MaxBarraclough · on Dec 28, 2020

> Under WebAssembly's memory model, dereferencing NULL=0 won't lead to a segfault.

Thanks that's a curious one. It won't always lead to a segfault with a conventional compiler either, undefined behaviour being what it is. [0][1] Fortunately GCC can be asked to add such checks at runtime, [2] this approach could also be taken with WebAssembly.

[0] https://devblogs.microsoft.com/oldnewthing/20140627-00/?p=63...

[1] https://blog.regehr.org/archives/213

[2] https://gcc.gnu.org/onlinedocs/gcc/Instrumentation-Options.h...

ssokolow · on Dec 30, 2020

I was more referring to how it's standard practice on modern OSes to leave the zero page unmapped in a process's address space so that, if the compiler converts the NULL dereference into a dereference of address 0x0, it'll trigger a segfault.

pjmlp · on Dec 28, 2020

> We can in fact have first-class portable native binaries, which will only require JIT compilation if they're launched on a non-x86 machine.

This is nothing new, IBM and Unisys mainframes have been doing it since the 60's.

jart · on Dec 28, 2020

IBM System/360 and NexGen i586 were big inspirations for the design of Cosmopolitan.

thequux · on Dec 28, 2020

Are you familiar with IBM i (née AS/400)? There's a similar idea there, where programs are compiled to a virtual instruction set called TIMI then statically recompiled to whatever the machine's native instruction set is at the first load on a given machine. As a result, you can just drop a System/36 binary on a modern PowerPC system and not even notice that you've just crossed two changes of instruction set.

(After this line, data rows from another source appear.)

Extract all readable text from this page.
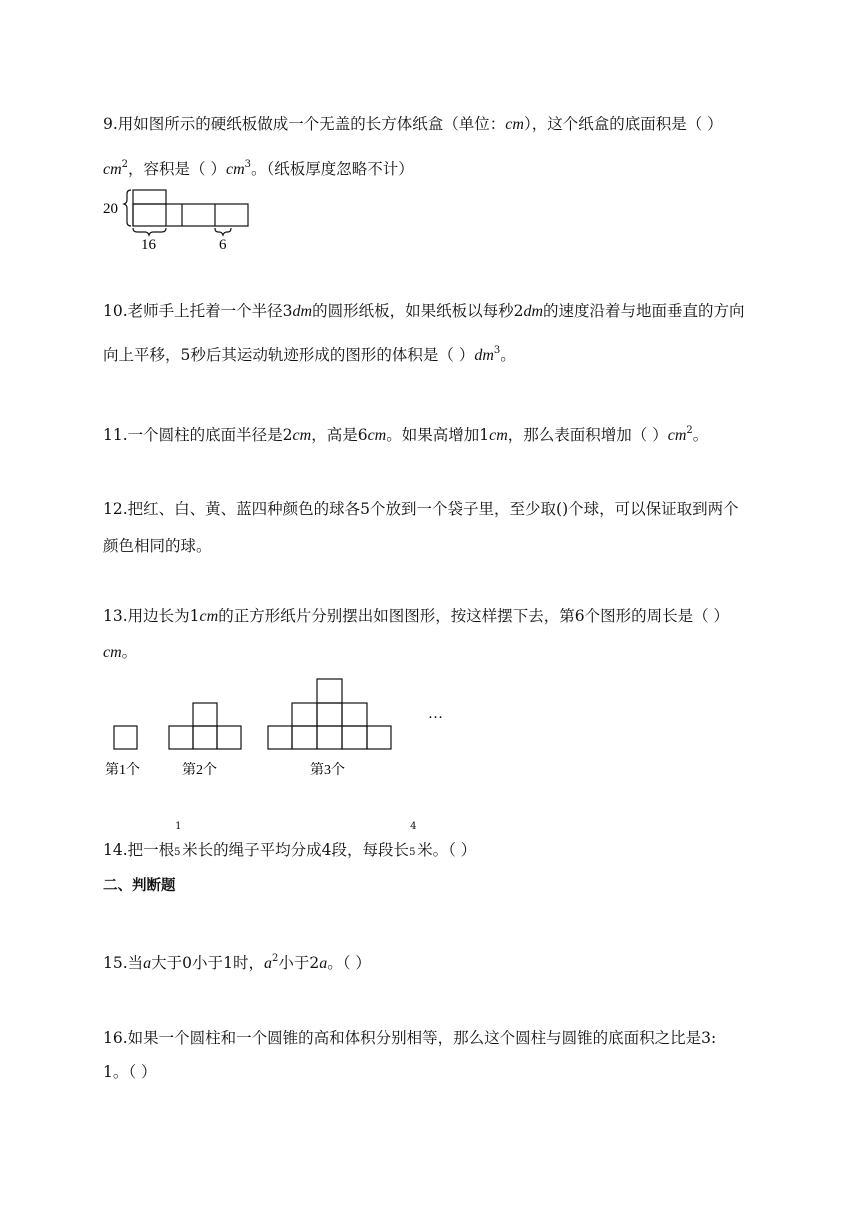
9.用如图所示的硬纸板做成一个无盖的长方体纸盒（单位：cm），这个纸盒的底面积是（ ）
$cm^2$，容积是（ ）$cm^3$。（纸板厚度忽略不计）
20
16	6
10.老师手上托着一个半径3dm的圆形纸板，如果纸板以每秒2dm的速度沿着与地面垂直的方向
向上平移，5秒后其运动轨迹形成的图形的体积是（ ）$dm^3$。
11.一个圆柱的底面半径是2cm，高是6cm。如果高增加1cm，那么表面积增加（ ）$cm^2$。
12.把红、白、黄、蓝四种颜色的球各5个放到一个袋子里，至少取()个球，可以保证取到两个
颜色相同的球。
13.用边长为1cm的正方形纸片分别摆出如图图形，按这样摆下去，第6个图形的周长是（ ）
cm。
…
第1个	第2个	第3个
14.把一根
1
5 米长的绳子平均分成4段，每段长
4
5 米。（ ）
二、判断题
15.当a大于0小于1时，$a^2$小于2a。（ ）
16.如果一个圆柱和一个圆锥的高和体积分别相等，那么这个圆柱与圆锥的底面积之比是3:
1。（ ）
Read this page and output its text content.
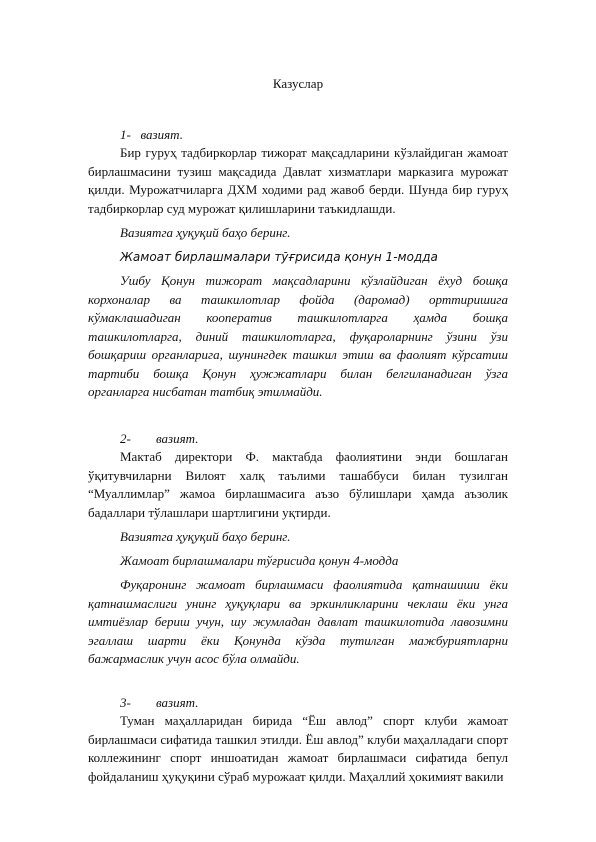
Казуслар
1- вазият.

Бир гуруҳ тадбиркорлар тижорат мақсадларини кўзлайдиган жамоат бирлашмасини тузиш мақсадида Давлат хизматлари марказига мурожат қилди. Мурожатчиларга ДХМ ходими рад жавоб берди. Шунда бир гуруҳ тадбиркорлар суд мурожат қилишларини таъкидлашди.

Вазиятга ҳуқуқий баҳо беринг.
Жамоат бирлашмалари тўғрисида қонун 1-модда

Ушбу Қонун тижорат мақсадларини кўзлайдиган ёхуд бошқа корхоналар ва ташкилотлар фойда (даромад) орттиришига кўмаклашадиган кооператив ташкилотларга ҳамда бошқа ташкилотларга, диний ташкилотларга, фуқароларнинг ўзини ўзи бошқариш органларига, шунингдек ташкил этиш ва фаолият кўрсатиш тартиби бошқа Қонун ҳужжатлари билан белгиланадиган ўзга органларга нисбатан татбиқ этилмайди.

2- вазият.

Мактаб директори Ф. мактабда фаолиятини энди бошлаган ўқитувчиларни Вилоят халқ таълими ташаббуси билан тузилган “Муаллимлар” жамоа бирлашмасига аъзо бўлишлари ҳамда аъзолик бадаллари тўлашлари шартлигини уқтирди.

Вазиятга ҳуқуқий баҳо беринг.
Жамоат бирлашмалари тўғрисида қонун 4-модда

Фуқаронинг жамоат бирлашмаси фаолиятида қатнашиши ёки қатнашмаслиги унинг ҳуқуқлари ва эркинликларини чеклаш ёки унга имтиёзлар бериш учун, шу жумладан давлат ташкилотида лавозимни эгаллаш шарти ёки Қонунда кўзда тутилган мажбуриятларни бажармаслик учун асос бўла олмайди.

3- вазият.

Туман маҳалларидан бирида “Ёш авлод” спорт клуби жамоат бирлашмаси сифатида ташкил этилди. Ёш авлод” клуби маҳалладаги спорт коллежининг спорт иншоатидан жамоат бирлашмаси сифатида бепул фойдаланиш ҳуқуқини сўраб мурожаат қилди. Маҳаллий ҳокимият вакили
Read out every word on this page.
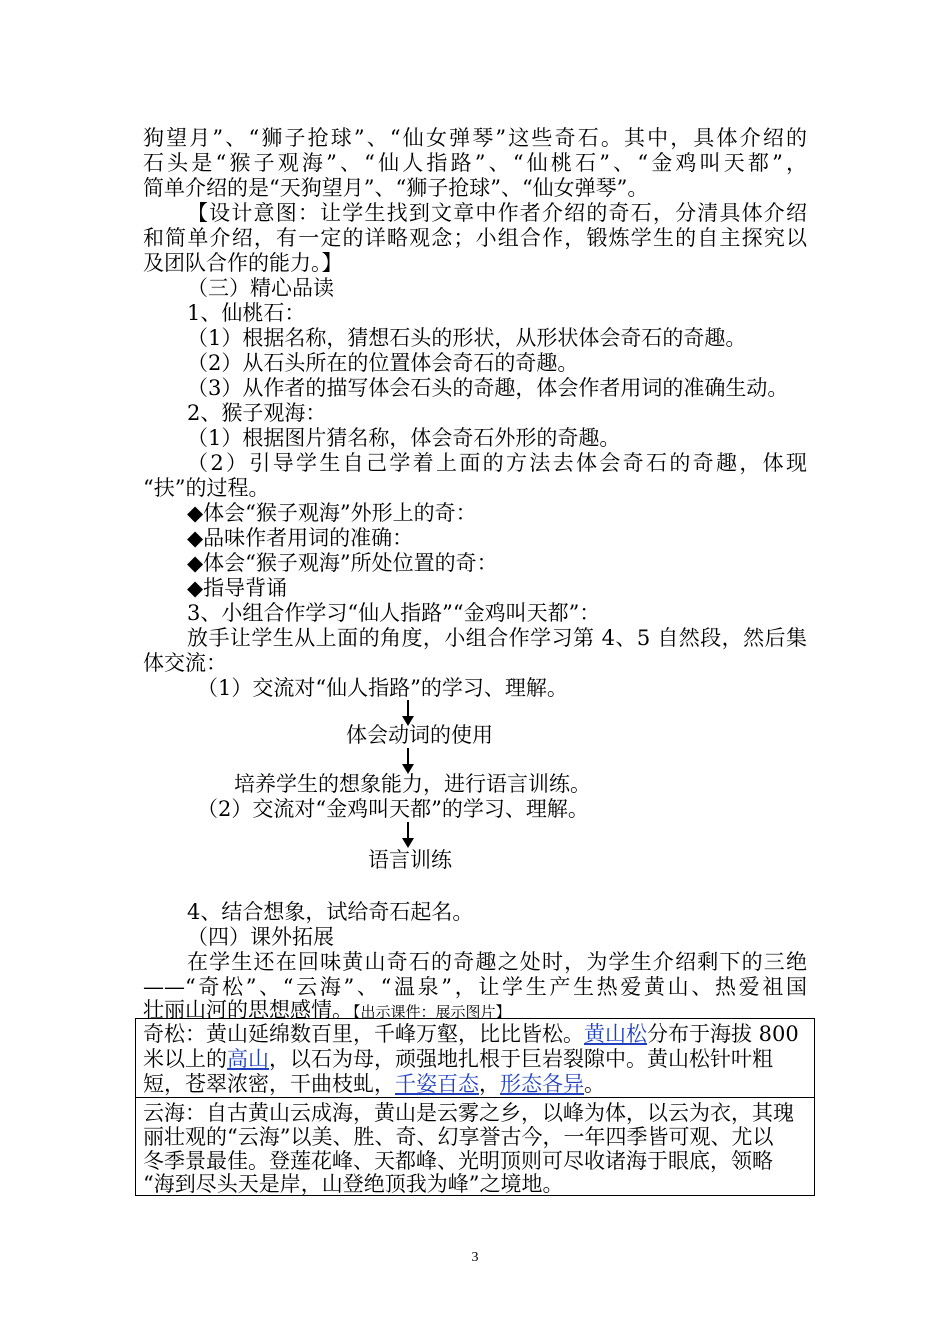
狗望月”、“狮子抢球”、“仙女弹琴”这些奇石。其中，具体介绍的
石头是“猴子观海”、“仙人指路”、“仙桃石”、“金鸡叫天都”，
简单介绍的是“天狗望月”、“狮子抢球”、“仙女弹琴”。
【设计意图：让学生找到文章中作者介绍的奇石，分清具体介绍
和简单介绍，有一定的详略观念；小组合作，锻炼学生的自主探究以
及团队合作的能力。】
（三）精心品读
1、仙桃石：
（1）根据名称，猜想石头的形状，从形状体会奇石的奇趣。
（2）从石头所在的位置体会奇石的奇趣。
（3）从作者的描写体会石头的奇趣，体会作者用词的准确生动。
2、猴子观海：
（1）根据图片猜名称，体会奇石外形的奇趣。
（2）引导学生自己学着上面的方法去体会奇石的奇趣，体现
“扶”的过程。
◆体会“猴子观海”外形上的奇：
◆品味作者用词的准确：
◆体会“猴子观海”所处位置的奇：
◆指导背诵
3、小组合作学习“仙人指路”“金鸡叫天都”：
放手让学生从上面的角度，小组合作学习第 4、5 自然段，然后集
体交流：
（1）交流对“仙人指路”的学习、理解。
体会动词的使用
培养学生的想象能力，进行语言训练。
（2）交流对“金鸡叫天都”的学习、理解。
语言训练
4、结合想象，试给奇石起名。
（四）课外拓展
在学生还在回味黄山奇石的奇趣之处时，为学生介绍剩下的三绝
——“奇松”、“云海”、“温泉”，让学生产生热爱黄山、热爱祖国
壮丽山河的思想感情。【出示课件：展示图片】
奇松：黄山延绵数百里，千峰万壑，比比皆松。黄山松分布于海拔 800
米以上的高山，以石为母，顽强地扎根于巨岩裂隙中。黄山松针叶粗
短，苍翠浓密，干曲枝虬，千姿百态，形态各异。
云海：自古黄山云成海，黄山是云雾之乡，以峰为体，以云为衣，其瑰
丽壮观的“云海”以美、胜、奇、幻享誉古今，一年四季皆可观、尤以
冬季景最佳。登莲花峰、天都峰、光明顶则可尽收诸海于眼底，领略
“海到尽头天是岸，山登绝顶我为峰”之境地。
3
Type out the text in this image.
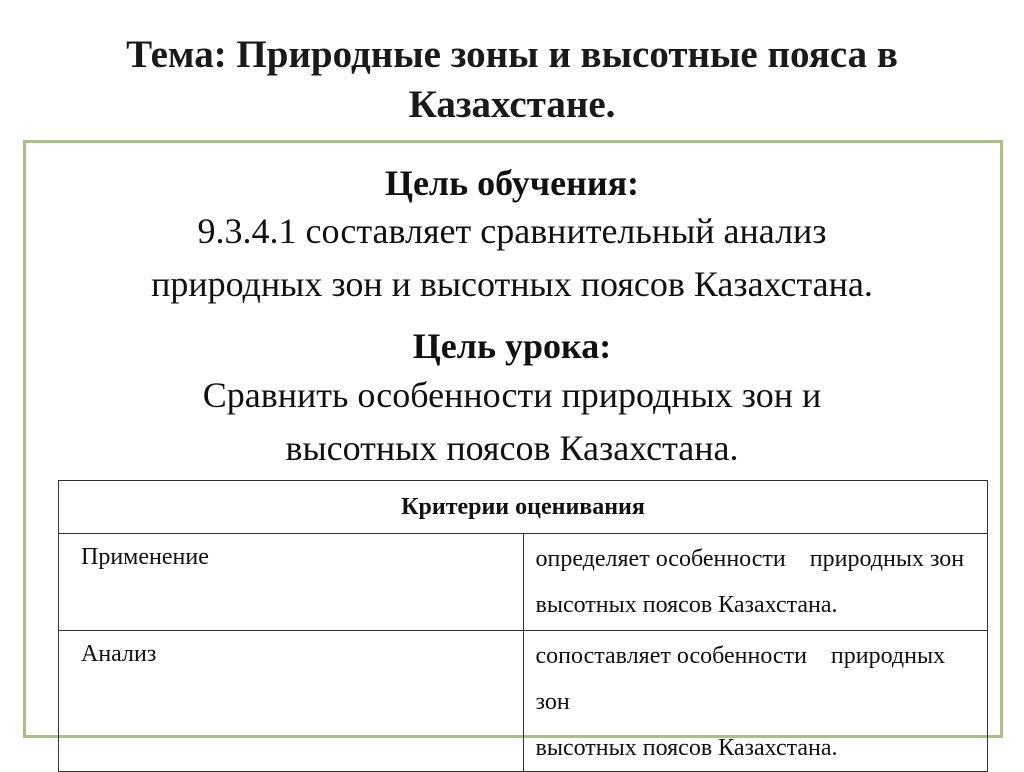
Тема: Природные зоны и высотные пояса в
Казахстане.
Цель обучения:
9.3.4.1 составляет сравнительный анализ
природных зон и высотных поясов Казахстана.
Цель урока:
Сравнить особенности природных зон и
высотных поясов Казахстана.
Критерии оценивания	
Применение	определяет особенности    природных зон
высотных поясов Казахстана.

Анализ	сопоставляет особенности    природных зон
высотных поясов Казахстана.
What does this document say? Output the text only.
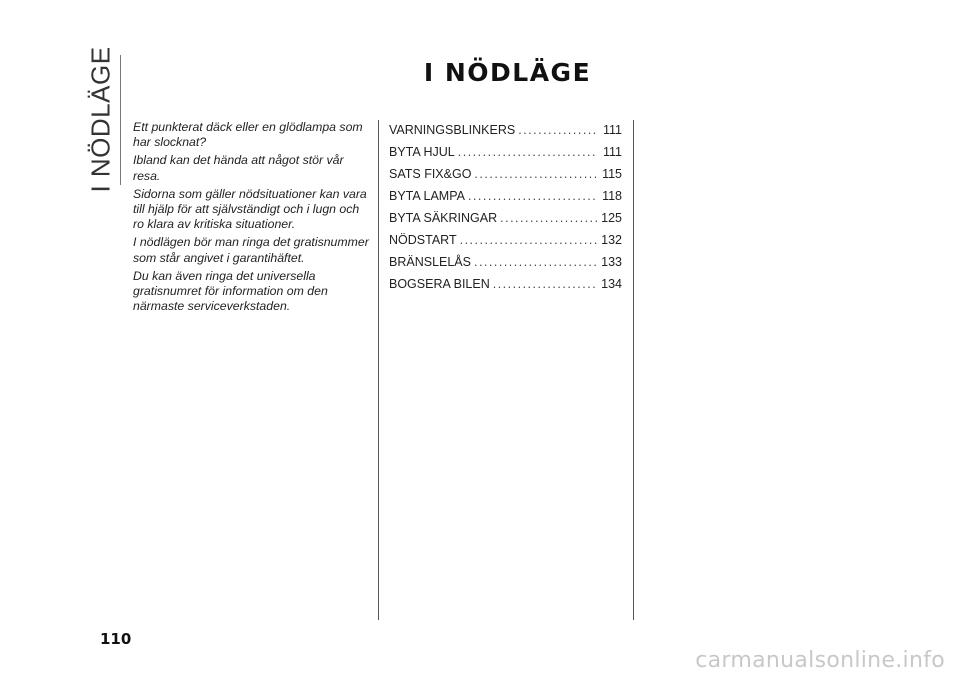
I NÖDLÄGE	I NÖDLÄGE

Ett punkterat däck eller en glödlampa som har slocknat?

Ibland kan det hända att något stör vår resa.

Sidorna som gäller nödsituationer kan vara till hjälp för att självständigt och i lugn och ro klara av kritiska situationer.

I nödlägen bör man ringa det gratisnummer som står angivet i garantihäftet.

Du kan även ringa det universella gratisnumret för information om den närmaste serviceverkstaden.

VARNINGSBLINKERS .....	111
BYTA HJUL .....	111
SATS FIX&GO .....	115
BYTA LAMPA .....	118
BYTA SÄKRINGAR .....	125
NÖDSTART .....	132
BRÄNSLELÅS .....	133
BOGSERA BILEN .....	134
110
carmanualsonline.info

aledthemathguy · on Dec 28, 2020

excuse my ignorance on this, but this sounds amazing. game changing. yet it's being "served" here on ice. casually. what am I missing?

morelisp · on Dec 28, 2020

WORA's been promised for decades. Even if it's true no one will believe it (including me). And portability is not the only reason people choose Rust or Go over C.

That's before you get into whether you can aesthetically convince everyone that x86-64 is good, actually.

Still very interesting though, especially compared to the usual Show HN crap.

the-dude · on Dec 28, 2020

Your comment would be better without the last sentence.

ddalex · on Dec 29, 2020

Portability was a long desired attribute of computer software up until it turns out that it doesn't matter at all.

When software was deployed on floppy disks and there were 10k architectures going around, portability was critical to expand the market reach of any distributed software.

But in the modern age when the software runs "in the cloud" and there are dominant platforms out there, turns out that portability doesn't matter - nobody is changing platforms when they don't need to.

So this makes this achievement a pretty cool demo without any industry impact, since people don't distribute C binaries anymore.

The idea behind it and the technology developed is pretty cool :)